Thursday, October 09, 2008

Between a Rock Man and a hard place


My tepid review of Mega Man 9 is up now at thephoenix.com. Frankly, it may be less interesting than my first blog post about the game, but it's more of a traditional review so perhaps you will get some value from that. Or not! At the very least, clicking through helps to ensure that I will continue to have a job.

I am hoping to show this game to some other old-school Mega Man fans and get their take on it. My guess is that they will be more positive than I was. Then again, most people probably don't allow video games to plunge them into existential crises.

3 comments:

Anonymous said...

"And yet, Mega Man 9 seems like a pocket watch in a wristwatch world."

This. I didn't end up reviewing MM9, but my feeling was the same: if you regard traditional (or classic or retro or whatever word you use) gameplay in the same way a pipe aficionado regards smoking or a turntable owners regards music or - by your example - a pocket watch collector regards timepieces, MM9 is pretty fascinating and enjoyable. But if you think those things have been left behind for a reason, MM9 feels like little more than a silly exercise.

I honestly can't decide where I fall in that equation. I think a little more towards the pipe-smoking pocket watch-carrying crowd, but it's hard to say.

Iroquois Pliskin said...

I thought it was kind of interesting that you gave the game 3/4 stars but took a pretty harsh run at the game in the text of the article.

Not to fixate on the score, but why did you give the game an above-average score when you didn't enjoy it, and thought its basic gameplay was outmoded? Was it this sort of thing that you thought it achieved what it set out to do (replicate old-school mega man) but were left cold by the result?
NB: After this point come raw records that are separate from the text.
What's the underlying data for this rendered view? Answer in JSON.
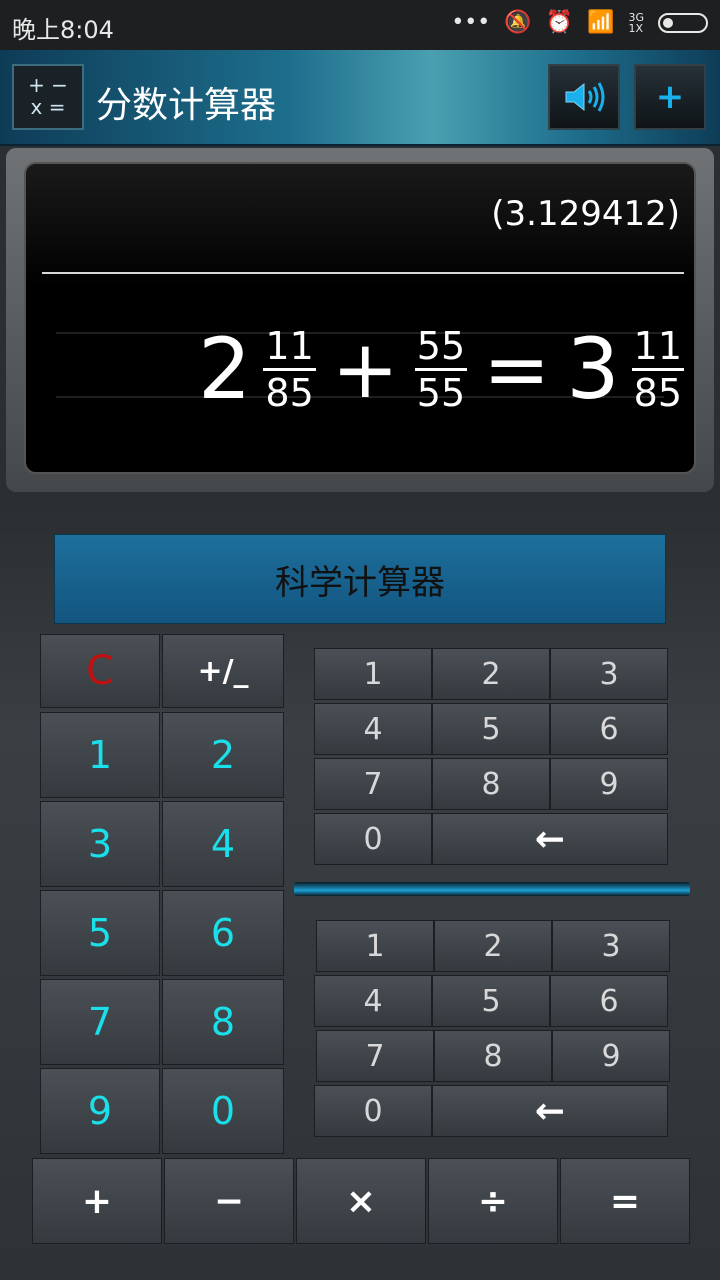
{
  "status": {
    "time": "晚上8:04",
    "network": "3G",
    "network_sub": "1X"
  },
  "header": {
    "title": "分数计算器",
    "icon_text_top": "+ −",
    "icon_text_bottom": "x ="
  },
  "display": {
    "decimal": "(3.129412)",
    "operand1": {
      "whole": "2",
      "num": "11",
      "den": "85"
    },
    "operator": "+",
    "operand2": {
      "num": "55",
      "den": "55"
    },
    "equals": "=",
    "result": {
      "whole": "3",
      "num": "11",
      "den": "85"
    }
  },
  "scientific_button": "科学计算器",
  "left_pad": {
    "clear": "C",
    "sign": "+/_",
    "digits": [
      "1",
      "2",
      "3",
      "4",
      "5",
      "6",
      "7",
      "8",
      "9",
      "0"
    ]
  },
  "numerator_pad": {
    "digits": [
      "1",
      "2",
      "3",
      "4",
      "5",
      "6",
      "7",
      "8",
      "9",
      "0"
    ],
    "backspace": "←"
  },
  "denominator_pad": {
    "digits": [
      "1",
      "2",
      "3",
      "4",
      "5",
      "6",
      "7",
      "8",
      "9",
      "0"
    ],
    "backspace": "←"
  },
  "operators": [
    "+",
    "−",
    "×",
    "÷",
    "="
  ],
  "colors": {
    "accent": "#19b0ec",
    "left_digit": "#19e0ea",
    "clear": "#c21010"
  }
}
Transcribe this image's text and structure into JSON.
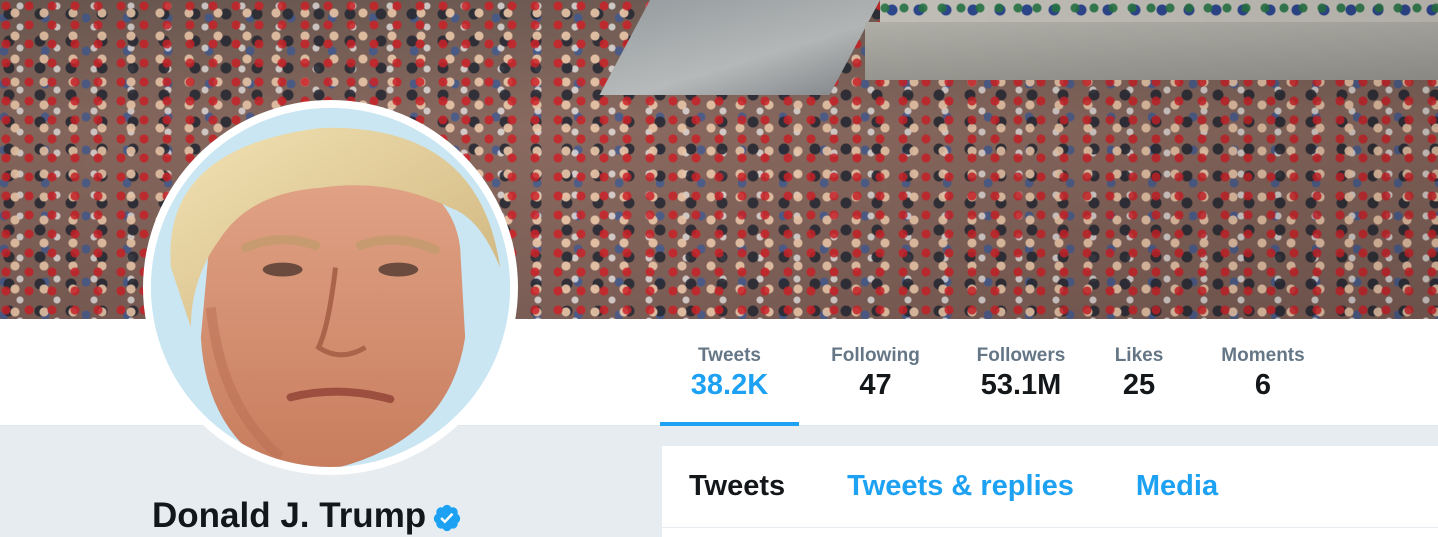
{
  "header": {
    "banner_icon": "crowd-photo",
    "avatar_icon": "profile-photo"
  },
  "nav": {
    "stats": [
      {
        "label": "Tweets",
        "value": "38.2K",
        "active": true
      },
      {
        "label": "Following",
        "value": "47"
      },
      {
        "label": "Followers",
        "value": "53.1M"
      },
      {
        "label": "Likes",
        "value": "25"
      },
      {
        "label": "Moments",
        "value": "6"
      }
    ]
  },
  "profile": {
    "name": "Donald J. Trump",
    "verified_icon": "verified-badge-icon"
  },
  "timeline": {
    "tabs": [
      {
        "label": "Tweets",
        "active": true
      },
      {
        "label": "Tweets & replies"
      },
      {
        "label": "Media"
      }
    ]
  },
  "colors": {
    "accent": "#1da1f2",
    "text_primary": "#14171a",
    "text_secondary": "#657786",
    "page_background": "#e6ecf0"
  }
}
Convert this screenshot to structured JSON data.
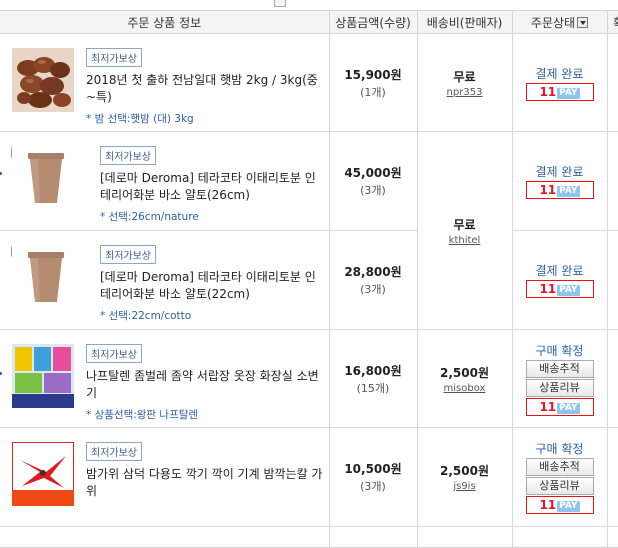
{
  "header": {
    "col_info": "주문 상품 정보",
    "col_price": "상품금액(수량)",
    "col_ship": "배송비(판매자)",
    "col_status": "주문상태",
    "col_extra": "확"
  },
  "pay_label": {
    "n": "11",
    "p": "PAY"
  },
  "orders": [
    {
      "badge": "최저가보상",
      "name": "2018년 첫 출하 전남일대 햇밤 2kg / 3kg(중~특)",
      "option": "* 밤 선택:햇밤 (대) 3kg",
      "price": "15,900원",
      "qty": "(1개)",
      "ship_fee": "무료",
      "seller": "npr353",
      "status": "결제 완료"
    },
    {
      "badge": "최저가보상",
      "name": "[데로마 Deroma] 테라코타 이태리토분 인테리어화분 바소 얄토(26cm)",
      "option": "* 선택:26cm/nature",
      "price": "45,000원",
      "qty": "(3개)",
      "status": "결제 완료"
    },
    {
      "badge": "최저가보상",
      "name": "[데로마 Deroma] 테라코타 이태리토분 인테리어화분 바소 얄토(22cm)",
      "option": "* 선택:22cm/cotto",
      "price": "28,800원",
      "qty": "(3개)",
      "status": "결제 완료"
    },
    {
      "badge": "최저가보상",
      "name": "나프탈렌 좀벌레 좀약 서랍장 옷장 화장실 소변기",
      "option": "* 상품선택:왕판 나프탈렌",
      "price": "16,800원",
      "qty": "(15개)",
      "ship_fee": "2,500원",
      "seller": "misobox",
      "status": "구매 확정",
      "btn_track": "배송추적",
      "btn_review": "상품리뷰",
      "thumb_label": "나프탈렌 최저가"
    },
    {
      "badge": "최저가보상",
      "name": "밤가위 삼덕 다용도 깍기 깍이 기계 밤깍는칼 가위",
      "option": "",
      "price": "10,500원",
      "qty": "(3개)",
      "ship_fee": "2,500원",
      "seller": "js9is",
      "status": "구매 확정",
      "btn_track": "배송추적",
      "btn_review": "상품리뷰",
      "thumb_label": "밤가위"
    }
  ],
  "shared_shipping": {
    "ship_fee": "무료",
    "seller": "kthitel"
  }
}
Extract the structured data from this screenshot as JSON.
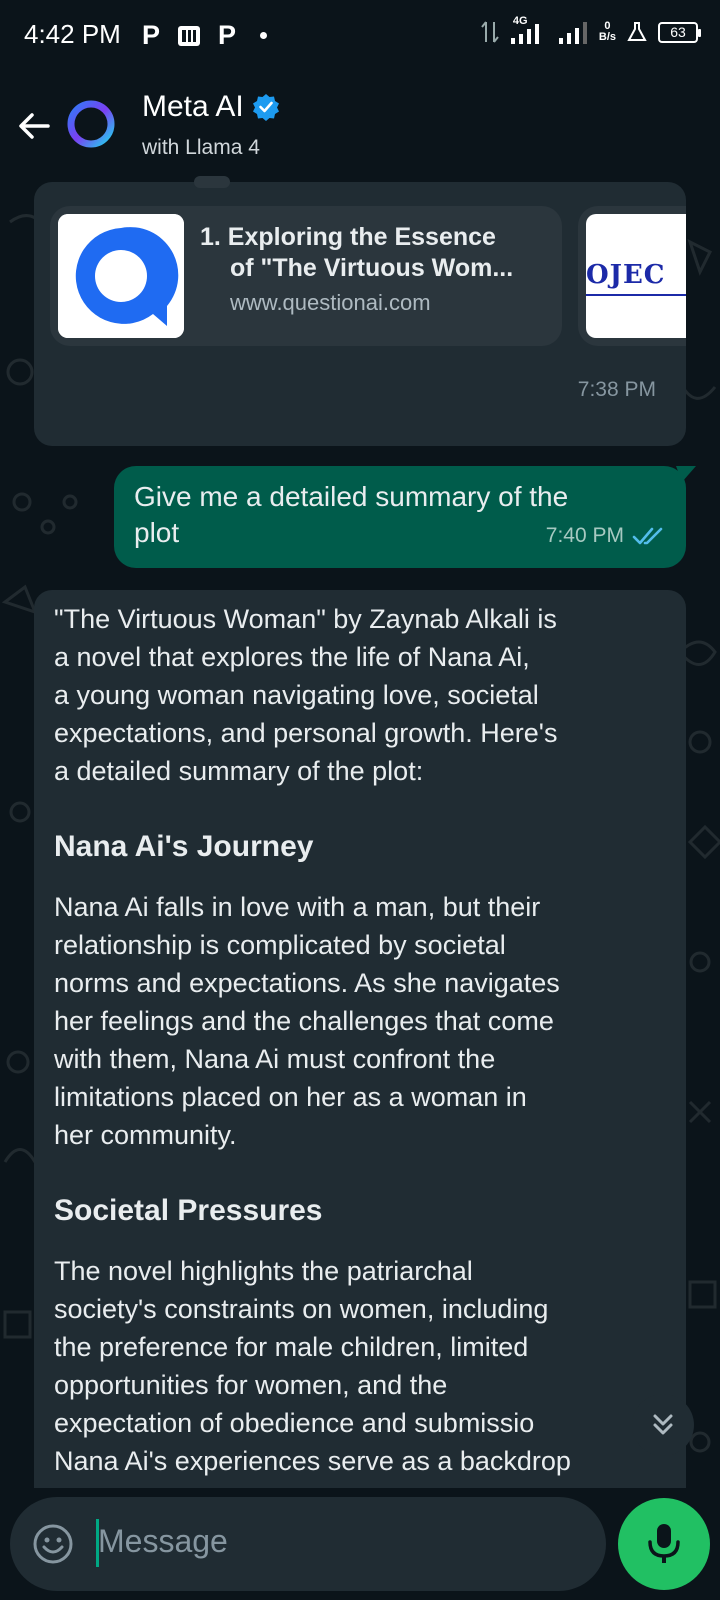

Part of the reason I'm curious is that I wonder how we get about evaluating games that fall into this category-- it's a well-crafted genre exercise but you just don't crave the experience it offers. Part of this is subjective, right? But part of what you're saying in the review is that it's just not fun to be forced to memorize every level by heart in order to proceed.

Mitch Krpata said...

Iroquois, part of it is that I rate the games on a scale of 1-10, which is how they appear in the paper, yet online they show it between 1-4 stars. So there's some subjectivity there for the web editor. For what it's worth, I gave MM9 a 7.0 out of 10, which is a score I've often given to games whose craftsmanship I admired but which didn't fully work for me. On the web, I probably would have gone with 2.5 stars. A small distinction, I know, but an important one. In my mind, 3 stars is a straight-up recommendation. And that's about where I'd put 7.5/10 and up, as well.

Wouldn't mind not scoring them at all, but what can you do.